Comme on le voit, ce n’est pas sans ambiguïté que l’on peut interpréter la politique comme un besoin, car ce peut être aussi une façon de justifier n’importe quel ordre de société, même le plus tyrannique. A l’inverse, en la définissant ainsi, on peut aussi la considérer comme l’expression immanente de notre humanité : la politique serait alors un besoin pour les hommes, dans la mesure où c’est politiquement que la condition humaine peut se déployer. Tel est bien l’enjeu de la fameuse définition de la nature humaine proposée par Aristote au début de sa Politique : « L’homme, nous dit Aristote, est un animal politique » (un zoon politikon). Or, dans cette définition, Aristote désigne la fin naturelle (le télos), qui désigne en propre la condition humaine. Si les hommes ainsi ont besoin de politique, c’est ainsi dans la mesure où l’homme n’est pas un être solitaire, au sens où il pourrait accomplir son existence, atteindre à sa perfection propre et au bonheur en dehors d’une vie partagée. Comme le dit Aristote, un homme seul est « soit un dieu, soit un monstre ». Au contraire des sophistes, Aristote ne conçoit pas la vie en commun comme un pis-aller, une nécessité dont il faudrait s’accommoder. Si cette vie partagée relève du besoin, ce n’est pas parce que les hommes ne peuvent pas faire autrement que vivre en commun, c’est beaucoup plus positivement parce que la relation aux autres hommes est ce qui permet à chacun de donner sens à son humanité. Ainsi, la politique définirait ce besoin par lequel tout homme poursuit le sens de sa condition partagée, dans le dialogue qui l’unit aux autres membres de la société. Si Aristote reconnaît la relation politique comme la plus humaine qui soit, c’est dans la mesure où les autres relations ne sont pas sous condition d’égalité comme elle peut l’être : l’espace politique ouvre la possibilité d’une parole partagée, où les hommes affrontent en commun le sens de leur condition.
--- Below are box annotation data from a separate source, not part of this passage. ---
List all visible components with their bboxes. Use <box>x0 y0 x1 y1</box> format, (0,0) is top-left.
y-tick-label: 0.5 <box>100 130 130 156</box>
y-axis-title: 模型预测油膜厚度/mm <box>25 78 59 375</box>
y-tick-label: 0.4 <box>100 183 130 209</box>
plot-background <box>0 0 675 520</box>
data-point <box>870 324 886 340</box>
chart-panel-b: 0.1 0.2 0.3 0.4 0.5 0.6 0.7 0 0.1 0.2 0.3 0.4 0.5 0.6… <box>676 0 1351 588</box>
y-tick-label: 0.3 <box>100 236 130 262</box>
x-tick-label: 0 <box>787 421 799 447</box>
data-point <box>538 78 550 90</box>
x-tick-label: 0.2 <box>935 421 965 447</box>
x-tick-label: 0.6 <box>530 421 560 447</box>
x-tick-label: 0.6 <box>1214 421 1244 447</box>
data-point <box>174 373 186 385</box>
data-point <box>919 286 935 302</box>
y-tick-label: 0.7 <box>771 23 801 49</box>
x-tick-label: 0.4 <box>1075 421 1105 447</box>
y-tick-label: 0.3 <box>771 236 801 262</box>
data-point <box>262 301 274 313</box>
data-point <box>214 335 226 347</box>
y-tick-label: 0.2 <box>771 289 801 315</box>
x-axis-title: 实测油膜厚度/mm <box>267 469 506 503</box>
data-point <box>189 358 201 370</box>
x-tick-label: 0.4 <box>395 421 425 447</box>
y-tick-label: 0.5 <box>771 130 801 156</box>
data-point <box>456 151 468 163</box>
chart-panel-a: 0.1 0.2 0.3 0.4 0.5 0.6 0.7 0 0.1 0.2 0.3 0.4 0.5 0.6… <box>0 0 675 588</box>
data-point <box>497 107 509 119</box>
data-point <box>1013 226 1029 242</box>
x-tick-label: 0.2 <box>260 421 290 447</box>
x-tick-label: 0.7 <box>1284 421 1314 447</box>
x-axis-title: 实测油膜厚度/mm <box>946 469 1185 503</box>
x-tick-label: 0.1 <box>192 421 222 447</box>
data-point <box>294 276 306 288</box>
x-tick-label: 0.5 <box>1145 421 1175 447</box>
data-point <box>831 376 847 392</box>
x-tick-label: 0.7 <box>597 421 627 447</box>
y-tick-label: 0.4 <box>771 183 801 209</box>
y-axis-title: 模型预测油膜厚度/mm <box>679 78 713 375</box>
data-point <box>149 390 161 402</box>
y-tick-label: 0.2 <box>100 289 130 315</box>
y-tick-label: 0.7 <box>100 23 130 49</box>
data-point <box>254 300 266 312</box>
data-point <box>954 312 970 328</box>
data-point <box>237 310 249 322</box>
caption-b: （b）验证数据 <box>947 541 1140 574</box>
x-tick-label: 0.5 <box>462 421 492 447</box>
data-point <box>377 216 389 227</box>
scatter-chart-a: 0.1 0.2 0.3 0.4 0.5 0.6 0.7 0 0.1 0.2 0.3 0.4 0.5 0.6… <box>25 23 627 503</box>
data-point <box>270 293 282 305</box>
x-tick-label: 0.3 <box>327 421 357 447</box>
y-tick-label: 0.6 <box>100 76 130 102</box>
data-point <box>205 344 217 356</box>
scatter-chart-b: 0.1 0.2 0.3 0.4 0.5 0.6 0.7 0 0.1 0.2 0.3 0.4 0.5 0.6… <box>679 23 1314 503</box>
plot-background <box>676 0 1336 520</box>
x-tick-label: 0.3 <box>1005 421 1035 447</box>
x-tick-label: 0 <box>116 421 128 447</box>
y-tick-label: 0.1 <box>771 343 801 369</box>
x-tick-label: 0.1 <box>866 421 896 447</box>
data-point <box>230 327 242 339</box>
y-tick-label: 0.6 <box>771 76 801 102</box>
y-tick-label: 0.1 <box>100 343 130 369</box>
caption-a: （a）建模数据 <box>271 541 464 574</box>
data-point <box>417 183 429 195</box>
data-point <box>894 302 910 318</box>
Dès lors, si l’on peut définir la politique comme un besoin, on ne saurait la réduire à un besoin d’ordre. Elle signifie avant tout un besoin d’expression, celle d’une parole et d’une raison partagée, qui engage  l’humanité de tout homme. Si un tel dialogue peut être qualifié de besoin, c’est dans la mesure où il décide de nos destins. Comment pourrions-nous, en effet, donner sens à nos libertés individuelles en dehors des valeurs qui définissent la vie en commun ? En ce sens, la politique peut bien prendre la forme d’une telle nécessité, si l’on mesure à quel point notre existence individuelle est solidaire de cette vie en commun. Comme le souligne ainsi Rousseau, dans un passage du Contrat social, il serait fort naïf de croire que l’on peut mener son existence sans souci de cette vie partagée ; celui qui le croit, nous dit-il, est semblable aux compagnons d’Ulysse enfermés dans l’antre du Cyclope, ne se préoccupant du sort commun que le jour où son tour est venu d’être dévoré. Besoin, la politique le serait ainsi parce que nous ne pourrions ignorer ainsi que notre sort est partagé et qu’il y aurait abstraction à penser, comme le souligne Marx, dans un passage de la Sainte famille, que nous sommes des « atomes » isolés les uns des autres, sans voir que nos existences sont liées.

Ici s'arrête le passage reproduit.